E qui lasciatemi ricordare un tentativo, ma più che altro una provocazione, che nei giorni più difficili del novembre 1966, con la città devastata dall’Arno, venne lanciata da Giordano Goggioli, grande capo della redazione sportiva de “La Nazione”: fare le Olimpiadi a Firenze. I (pochi) impianti sportivi di allora erano coperti da fanghiglia e detriti. Lo “zio” Giordano, come lo chiamavano tutti con deferenza in redazione, sguinzagliò un gruppo di giovani collaboratori per un censimento: cosa c’era e cosa era rimasto in fatto di attrezzature. Ero fra questi. Orgoglioso di esserci. Fu la prima inchiesta della mia carriera.
Goggioli convinse il Comune, con il sindaco Piero Bargellini che doveva salvare i “poveri cristi dei fiorentini, oltre al Cristo di Cimabue e a tutti i capolavori d’arte sfigurati dall’Arno, che si poteva tentare ad avanzare la candidatura per i Giochi del 1976. Il Coni, presieduto da Giulio Onesti, sembrava d’accordo. Risultato? L’Olimpiade 1976 la organizzò Montreal, ma lo “zio Giordano” ebbe la soddisfazione di portare a Firenze, negli anni, la piscina del Campo di Marte, intitolata a Paolo Costoli, il Palasport (intitolato a Nelson Mandela, però secondo me avrebbe dovuto chiamarsi Giordano Goggioli) e altri impianti di pregio.
Ma torniamo a bomba. A questi giorni. Dopo l’idea lancia da Giani e Renzi per i Giochi 2040, l’ ex presidente del Coni, Giovanni Malagò ha riproposto Roma elencando quello che la Capitale può mettere in campo in fatto di attrezzature sportive.

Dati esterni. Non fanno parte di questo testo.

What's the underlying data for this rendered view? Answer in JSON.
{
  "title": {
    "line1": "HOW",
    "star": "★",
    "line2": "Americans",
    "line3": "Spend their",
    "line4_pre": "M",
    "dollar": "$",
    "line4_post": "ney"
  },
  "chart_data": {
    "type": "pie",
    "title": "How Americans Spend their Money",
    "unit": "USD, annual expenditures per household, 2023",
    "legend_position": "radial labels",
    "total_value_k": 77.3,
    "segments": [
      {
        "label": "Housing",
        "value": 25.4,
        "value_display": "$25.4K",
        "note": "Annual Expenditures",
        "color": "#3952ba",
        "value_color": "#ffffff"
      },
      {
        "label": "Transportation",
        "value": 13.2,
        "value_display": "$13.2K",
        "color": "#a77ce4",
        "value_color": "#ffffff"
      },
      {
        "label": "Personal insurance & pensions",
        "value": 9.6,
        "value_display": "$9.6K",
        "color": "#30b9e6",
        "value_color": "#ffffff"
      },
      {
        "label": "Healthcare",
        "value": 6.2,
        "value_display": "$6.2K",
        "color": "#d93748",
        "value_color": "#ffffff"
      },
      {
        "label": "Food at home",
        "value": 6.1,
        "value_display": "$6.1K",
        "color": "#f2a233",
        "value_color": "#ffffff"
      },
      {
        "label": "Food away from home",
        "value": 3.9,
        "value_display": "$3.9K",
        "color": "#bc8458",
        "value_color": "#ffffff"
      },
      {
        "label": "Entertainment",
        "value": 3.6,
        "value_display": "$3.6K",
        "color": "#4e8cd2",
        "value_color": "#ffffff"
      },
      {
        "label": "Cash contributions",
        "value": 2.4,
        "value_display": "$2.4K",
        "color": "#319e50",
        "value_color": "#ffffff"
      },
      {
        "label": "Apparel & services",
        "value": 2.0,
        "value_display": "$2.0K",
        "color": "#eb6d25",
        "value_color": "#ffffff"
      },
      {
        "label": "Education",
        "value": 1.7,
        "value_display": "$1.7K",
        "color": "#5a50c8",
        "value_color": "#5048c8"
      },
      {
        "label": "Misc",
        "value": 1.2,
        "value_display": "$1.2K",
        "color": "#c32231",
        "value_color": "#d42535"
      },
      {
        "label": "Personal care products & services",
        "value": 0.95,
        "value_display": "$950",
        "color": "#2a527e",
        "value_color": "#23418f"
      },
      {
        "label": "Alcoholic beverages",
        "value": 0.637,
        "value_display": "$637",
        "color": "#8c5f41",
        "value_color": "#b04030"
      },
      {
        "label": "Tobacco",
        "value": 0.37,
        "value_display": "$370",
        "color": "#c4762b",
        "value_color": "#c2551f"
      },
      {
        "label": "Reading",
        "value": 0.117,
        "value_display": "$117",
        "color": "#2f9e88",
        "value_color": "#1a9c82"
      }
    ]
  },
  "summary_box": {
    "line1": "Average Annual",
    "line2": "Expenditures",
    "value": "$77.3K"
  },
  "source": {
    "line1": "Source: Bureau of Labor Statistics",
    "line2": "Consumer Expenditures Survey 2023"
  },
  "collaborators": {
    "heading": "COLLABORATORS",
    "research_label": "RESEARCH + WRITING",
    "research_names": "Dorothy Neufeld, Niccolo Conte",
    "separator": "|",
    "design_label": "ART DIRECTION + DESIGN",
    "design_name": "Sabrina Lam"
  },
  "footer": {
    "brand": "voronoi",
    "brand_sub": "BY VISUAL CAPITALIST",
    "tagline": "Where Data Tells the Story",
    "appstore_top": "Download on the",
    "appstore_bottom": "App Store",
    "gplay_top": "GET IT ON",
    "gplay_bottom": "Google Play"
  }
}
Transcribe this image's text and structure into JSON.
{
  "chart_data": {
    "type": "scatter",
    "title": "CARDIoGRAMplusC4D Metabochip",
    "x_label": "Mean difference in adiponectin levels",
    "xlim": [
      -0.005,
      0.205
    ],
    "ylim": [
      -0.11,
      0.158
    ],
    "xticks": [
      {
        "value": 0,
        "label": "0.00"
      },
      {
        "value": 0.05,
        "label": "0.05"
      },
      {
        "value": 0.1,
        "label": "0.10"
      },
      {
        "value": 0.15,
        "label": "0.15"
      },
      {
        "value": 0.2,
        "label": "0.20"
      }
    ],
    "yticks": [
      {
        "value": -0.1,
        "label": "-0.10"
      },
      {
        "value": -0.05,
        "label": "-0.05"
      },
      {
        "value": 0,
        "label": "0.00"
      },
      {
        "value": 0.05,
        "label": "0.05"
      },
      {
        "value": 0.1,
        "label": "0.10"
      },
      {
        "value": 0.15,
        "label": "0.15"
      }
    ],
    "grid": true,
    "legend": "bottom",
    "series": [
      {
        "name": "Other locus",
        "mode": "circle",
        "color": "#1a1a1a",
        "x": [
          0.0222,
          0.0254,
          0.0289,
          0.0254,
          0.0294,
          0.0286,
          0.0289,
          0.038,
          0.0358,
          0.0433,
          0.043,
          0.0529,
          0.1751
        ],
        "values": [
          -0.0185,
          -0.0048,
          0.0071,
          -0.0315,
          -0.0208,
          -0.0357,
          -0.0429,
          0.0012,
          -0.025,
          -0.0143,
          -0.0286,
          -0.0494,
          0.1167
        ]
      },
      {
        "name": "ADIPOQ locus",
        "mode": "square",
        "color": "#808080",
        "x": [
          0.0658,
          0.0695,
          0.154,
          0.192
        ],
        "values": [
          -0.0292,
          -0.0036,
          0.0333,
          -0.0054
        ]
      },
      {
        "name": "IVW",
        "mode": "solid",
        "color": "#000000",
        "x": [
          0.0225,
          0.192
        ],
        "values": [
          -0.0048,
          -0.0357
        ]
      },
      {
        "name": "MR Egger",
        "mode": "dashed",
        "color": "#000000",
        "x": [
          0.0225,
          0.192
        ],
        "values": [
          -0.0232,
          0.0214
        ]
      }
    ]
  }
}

Ecco, eviterei di alzare campanili: penso sia giusto tentare di riportare in Italia le Olimpiadi, magari nel 2040, ottant’anni dopo i Giochi di Roma, che aiutarono il boom economico e fecero superare le macerie e gli odi della seconda guerra mondiale. Ma bisognerà farlo insieme, ossia con un progetto di “olimpiade diffusa”, con Roma al centro, ma con Firenze e Bologna coinvolte. Così come è stato con Milano-Cortina, diventata festa e stadio di buona parte dell’arco alpino. Un’Italia unita è da podio, come abbiamo appena visto. Un’Italia divisa, come diceva Giovanni Spadolini, rischia di essere l'”Italietta” che conta poco.